Jose Fernando Forero, aka “Picarin the clown” is running for a position as a local council member of Bucaramanga, the capital city of the northern province of Santander.
“With the clown profession I have always brought joy to the city of Bucaramanga and I want to continue doing that, working for the children, because without children there would not be clowns and thanks to them I always had work,” says Picarín, who has campaigned for the Green Party against corruption.

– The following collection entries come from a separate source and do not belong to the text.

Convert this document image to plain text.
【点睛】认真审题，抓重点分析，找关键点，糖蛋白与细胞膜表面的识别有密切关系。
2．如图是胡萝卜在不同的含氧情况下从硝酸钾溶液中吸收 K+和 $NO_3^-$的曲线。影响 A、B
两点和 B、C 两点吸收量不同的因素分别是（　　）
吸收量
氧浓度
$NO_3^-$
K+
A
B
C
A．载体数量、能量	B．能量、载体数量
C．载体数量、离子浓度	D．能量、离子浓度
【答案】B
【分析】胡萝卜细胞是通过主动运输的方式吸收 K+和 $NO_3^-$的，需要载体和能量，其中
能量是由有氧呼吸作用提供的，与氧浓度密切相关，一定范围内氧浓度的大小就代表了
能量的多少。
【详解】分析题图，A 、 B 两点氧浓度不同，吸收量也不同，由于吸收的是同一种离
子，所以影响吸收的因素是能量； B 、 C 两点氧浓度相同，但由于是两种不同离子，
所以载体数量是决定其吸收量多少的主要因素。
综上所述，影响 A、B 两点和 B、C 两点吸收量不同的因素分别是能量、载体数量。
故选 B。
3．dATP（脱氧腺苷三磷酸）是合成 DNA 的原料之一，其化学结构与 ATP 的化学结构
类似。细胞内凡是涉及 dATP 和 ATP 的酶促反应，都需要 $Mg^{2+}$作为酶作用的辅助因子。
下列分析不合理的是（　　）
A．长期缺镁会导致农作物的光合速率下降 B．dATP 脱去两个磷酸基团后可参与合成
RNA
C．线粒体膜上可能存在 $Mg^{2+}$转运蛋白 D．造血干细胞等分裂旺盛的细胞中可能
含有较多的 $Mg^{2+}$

Picarin joins a circus of amusing characters competing in Colombia’s upcoming elections.
Contestants also include a bare-chested Cartagena socialist, running either as the South American version of Russian President Vladimir Putin or in recollection of this year’s draft filed for the ban of shirtless tourists in the city center, reportedly in representation of austerity and freedom.
A LGBT community favorite whose slogan is “We are not male [macho], we are many [mucho]” has successfully turned what initially started as internet trolling into a viral frenzy, elevating the liberal’s popularity. Julian Peinado of Envigado has ditched his comb-over, embracing the baldness which is reinforced in campaigning by his surname Peinado, meaning hairstyle, despite a lack in financial support now shining against his competitors.
These individuals are rapidly gaining popularity across social networks and providing an element of comical relief in the electoral process typically characterized by fraud and violence.
On October 25 Colombians will vote for governors, mayors, departmental assembly and city council representatives (large cities also hold elections for local community representatives called ediles).
Electoral observers have warned last month that 20% of Colombia’s municipalities are at risk of violence or fraud. Violations of freedom of the press, risk of forced displacement, political violence against elected and running candidates, and the active presence of illegal armed groups constitute violent risks, while spoiled ballots, blank votes, anomalies in levels of voter registration encompass the category of electoral risk.